Na Anthropic, foi criada uma equipe dedicada exclusivamente ao chamado “bem-estar dos modelos”, responsável por investigar aspectos relacionados ao comportamento dos sistemas.

Já a Google DeepMind incorporou pesquisadores como o filósofo Henry Shevlin para estudar temas ligados à consciência artificial e à preparação institucional para o avanço da Inteligência Artificial Geral (AGI).

Segundo Lucas, isso não significa afirmar que as máquinas sejam conscientes.
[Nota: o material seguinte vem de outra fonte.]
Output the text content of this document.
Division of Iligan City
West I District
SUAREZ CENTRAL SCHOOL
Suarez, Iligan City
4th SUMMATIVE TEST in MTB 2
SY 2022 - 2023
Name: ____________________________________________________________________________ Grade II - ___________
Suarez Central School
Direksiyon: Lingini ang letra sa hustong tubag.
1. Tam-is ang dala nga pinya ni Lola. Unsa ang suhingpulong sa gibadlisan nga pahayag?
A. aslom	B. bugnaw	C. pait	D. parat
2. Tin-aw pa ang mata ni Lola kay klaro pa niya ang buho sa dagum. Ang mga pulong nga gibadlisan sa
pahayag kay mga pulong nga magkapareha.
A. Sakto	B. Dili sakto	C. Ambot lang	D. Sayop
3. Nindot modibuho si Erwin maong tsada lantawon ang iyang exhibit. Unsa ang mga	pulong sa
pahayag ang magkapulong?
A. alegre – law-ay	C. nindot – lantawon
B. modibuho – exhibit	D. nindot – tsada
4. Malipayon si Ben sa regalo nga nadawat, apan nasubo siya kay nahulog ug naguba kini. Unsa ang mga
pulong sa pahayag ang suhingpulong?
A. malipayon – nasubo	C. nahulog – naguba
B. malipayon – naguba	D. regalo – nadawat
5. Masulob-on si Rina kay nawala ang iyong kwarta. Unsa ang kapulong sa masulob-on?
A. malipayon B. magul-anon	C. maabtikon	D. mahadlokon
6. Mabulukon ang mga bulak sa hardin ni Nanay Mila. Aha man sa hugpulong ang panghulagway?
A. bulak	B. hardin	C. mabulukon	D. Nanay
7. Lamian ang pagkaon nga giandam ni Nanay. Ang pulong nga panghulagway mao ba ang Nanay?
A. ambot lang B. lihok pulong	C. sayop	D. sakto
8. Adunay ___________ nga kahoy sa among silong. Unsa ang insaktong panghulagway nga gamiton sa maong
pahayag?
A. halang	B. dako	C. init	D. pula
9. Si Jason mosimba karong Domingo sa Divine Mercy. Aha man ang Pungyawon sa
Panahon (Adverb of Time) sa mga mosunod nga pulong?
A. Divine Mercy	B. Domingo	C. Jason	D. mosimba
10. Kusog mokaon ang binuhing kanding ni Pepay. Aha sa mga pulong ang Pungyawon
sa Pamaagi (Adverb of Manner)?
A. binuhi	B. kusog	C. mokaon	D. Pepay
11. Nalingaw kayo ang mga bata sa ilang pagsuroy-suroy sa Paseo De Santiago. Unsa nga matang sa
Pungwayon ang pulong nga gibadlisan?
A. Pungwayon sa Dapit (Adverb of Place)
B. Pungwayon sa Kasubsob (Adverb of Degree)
“O ponto central não é dizer que a IA sente. A discussão é reconhecer que definir quando uma entidade merece consideração moral não é uma pergunta que possa ser respondida apenas por algoritmos.”

O risco do “ethics washing”

Apesar do crescimento desse movimento, parte da comunidade acadêmica mantém uma postura cautelosa.
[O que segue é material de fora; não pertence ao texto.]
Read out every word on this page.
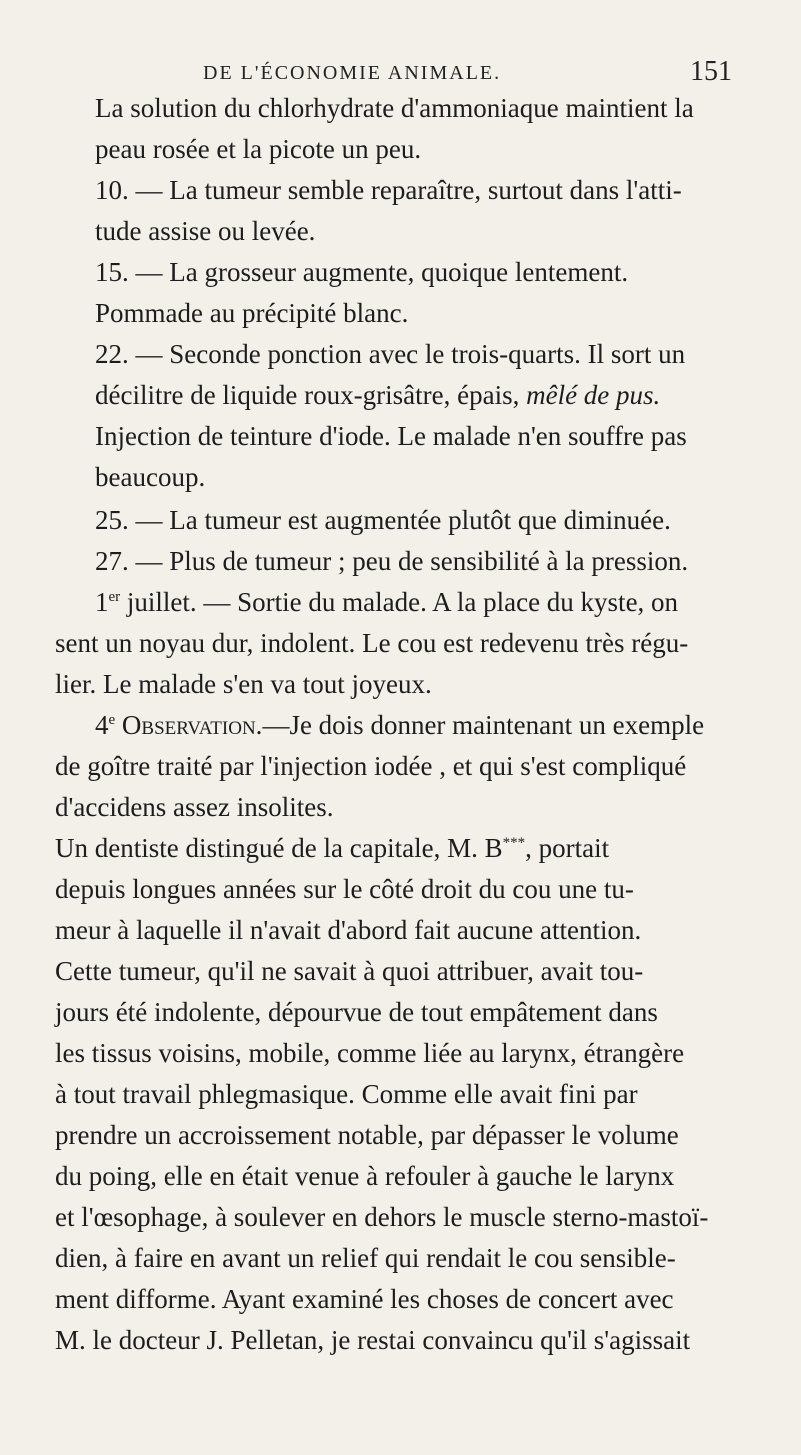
DE L'ÉCONOMIE ANIMALE.	151
La solution du chlorhydrate d'ammoniaque maintient la
peau rosée et la picote un peu.
10. — La tumeur semble reparaître, surtout dans l'atti-
tude assise ou levée.
15. — La grosseur augmente, quoique lentement.
Pommade au précipité blanc.
22. — Seconde ponction avec le trois-quarts. Il sort un
décilitre de liquide roux-grisâtre, épais, mêlé de pus.
Injection de teinture d'iode. Le malade n'en souffre pas
beaucoup.
25. — La tumeur est augmentée plutôt que diminuée.
27. — Plus de tumeur ; peu de sensibilité à la pression.
1er juillet. — Sortie du malade. A la place du kyste, on
sent un noyau dur, indolent. Le cou est redevenu très régu-
lier. Le malade s'en va tout joyeux.
4e Observation.—Je dois donner maintenant un exemple
de goître traité par l'injection iodée , et qui s'est compliqué
d'accidens assez insolites.
Un dentiste distingué de la capitale, M. B***, portait
depuis longues années sur le côté droit du cou une tu-
meur à laquelle il n'avait d'abord fait aucune attention.
Cette tumeur, qu'il ne savait à quoi attribuer, avait tou-
jours été indolente, dépourvue de tout empâtement dans
les tissus voisins, mobile, comme liée au larynx, étrangère
à tout travail phlegmasique. Comme elle avait fini par
prendre un accroissement notable, par dépasser le volume
du poing, elle en était venue à refouler à gauche le larynx
et l'œsophage, à soulever en dehors le muscle sterno-mastoï-
dien, à faire en avant un relief qui rendait le cou sensible-
ment difforme. Ayant examiné les choses de concert avec
M. le docteur J. Pelletan, je restai convaincu qu'il s'agissait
Especialistas alertam para o risco do chamado ethics washing, prática na qual empresas utilizariam profissionais da Filosofia apenas para conferir aparência de responsabilidade ética a projetos essencialmente comerciais.
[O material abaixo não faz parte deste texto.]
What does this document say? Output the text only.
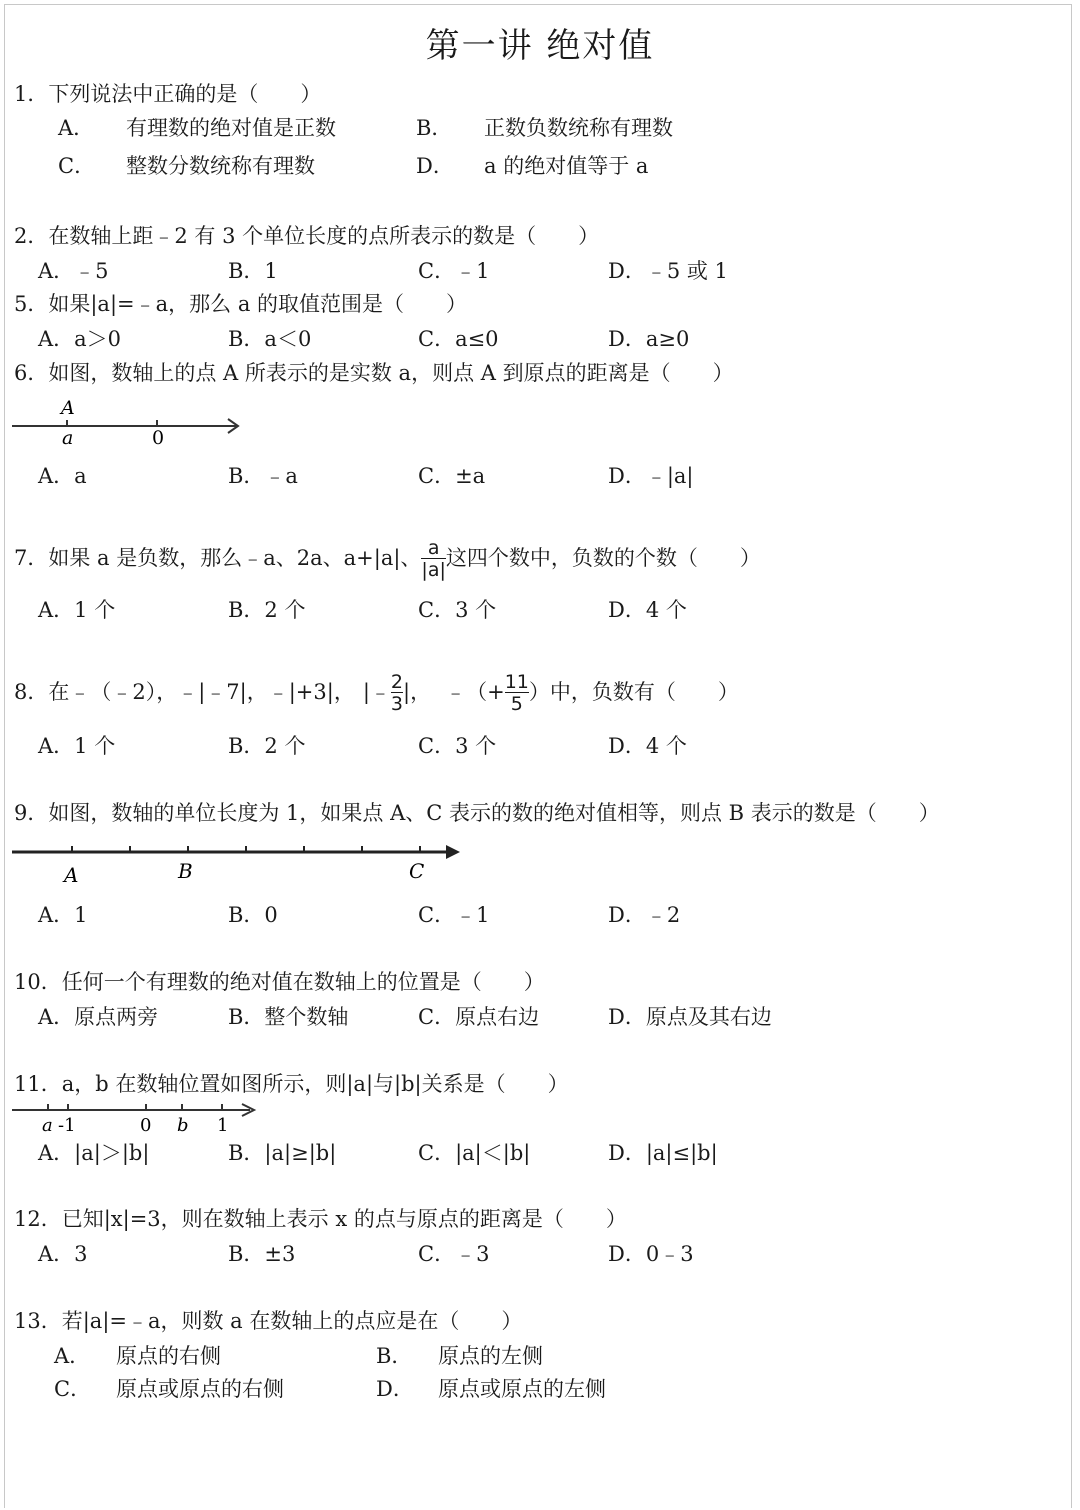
第一讲 绝对值
1．下列说法中正确的是（　　）
A． 有理数的绝对值是正数	B． 正数负数统称有理数
C． 整数分数统称有理数	D． a 的绝对值等于 a
2．在数轴上距﹣2 有 3 个单位长度的点所表示的数是（　　）
A．﹣5	B．1	C．﹣1	D．﹣5 或 1
5．如果|a|=﹣a，那么 a 的取值范围是（　　）
A．a＞0	B．a＜0	C．a≤0	D．a≥0
6．如图，数轴上的点 A 所表示的是实数 a，则点 A 到原点的距离是（　　）
A
a	0
A．a	B．﹣a	C．±a	D．﹣|a|
7．如果 a 是负数，那么﹣a、2a、a+|a|、 $\frac{a}{|a|}$ 这四个数中，负数的个数（　　）
A．1 个	B．2 个	C．3 个	D．4 个
8．在﹣（﹣2），﹣|﹣7|，﹣|+3|， |﹣ $\frac{2}{3}$ |， ﹣（+ $\frac{11}{5}$ ）中，负数有（　　）
A．1 个	B．2 个	C．3 个	D．4 个
9．如图，数轴的单位长度为 1，如果点 A、C 表示的数的绝对值相等，则点 B 表示的数是（　　）
A	B	C
A．1	B．0	C．﹣1	D．﹣2
10．任何一个有理数的绝对值在数轴上的位置是（　　）
A．原点两旁	B．整个数轴	C．原点右边	D．原点及其右边
11．a，b 在数轴位置如图所示，则|a|与|b|关系是（　　）
a -1	0 b 1
A．|a|＞|b|	B．|a|≥|b|	C．|a|＜|b|	D．|a|≤|b|
12．已知|x|=3，则在数轴上表示 x 的点与原点的距离是（　　）
A．3	B．±3	C．﹣3	D．0﹣3
13．若|a|=﹣a，则数 a 在数轴上的点应是在（　　）
A． 原点的右侧	B． 原点的左侧
C． 原点或原点的右侧	D． 原点或原点的左侧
Para Lucas Dezerto, esse debate é legítimo e reforça justamente a necessidade de participação crítica desses profissionais.

“A presença de filósofos não elimina automaticamente os riscos da inteligência artificial. Mas amplia a capacidade de questionar decisões que vão muito além do desenvolvimento técnico.”

A inteligência artificial exige novas competências

Na avaliação do especialista, a evolução da inteligência artificial demonstra que o futuro da tecnologia dependerá cada vez mais da colaboração entre diferentes áreas do conhecimento.

Se durante décadas a Filosofia parecia distante do mercado de tecnologia, hoje ela passa a contribuir diretamente para questões relacionadas à ética, responsabilidade, comportamento e tomada de decisão por sistemas inteligentes.

Segundo Lucas Dezerto, esse movimento evidencia uma mudança importante no perfil das equipes responsáveis pelo desenvolvimento da IA.

“A engenharia continua sendo indispensável. Mas, quando a tecnologia começa a tomar decisões que impactam pessoas, compreender conceitos como ética, consciência, responsabilidade e valores humanos deixa de ser um diferencial e passa a ser uma necessidade.”

Nesse contexto, a presença crescente de filósofos em empresas como Anthropic, Google DeepMind, OpenAI e Meta sinaliza que o avanço da inteligência artificial não depende apenas de mais poder computacional, mas também da capacidade de responder perguntas que, há séculos, pertencem ao campo da Filosofia.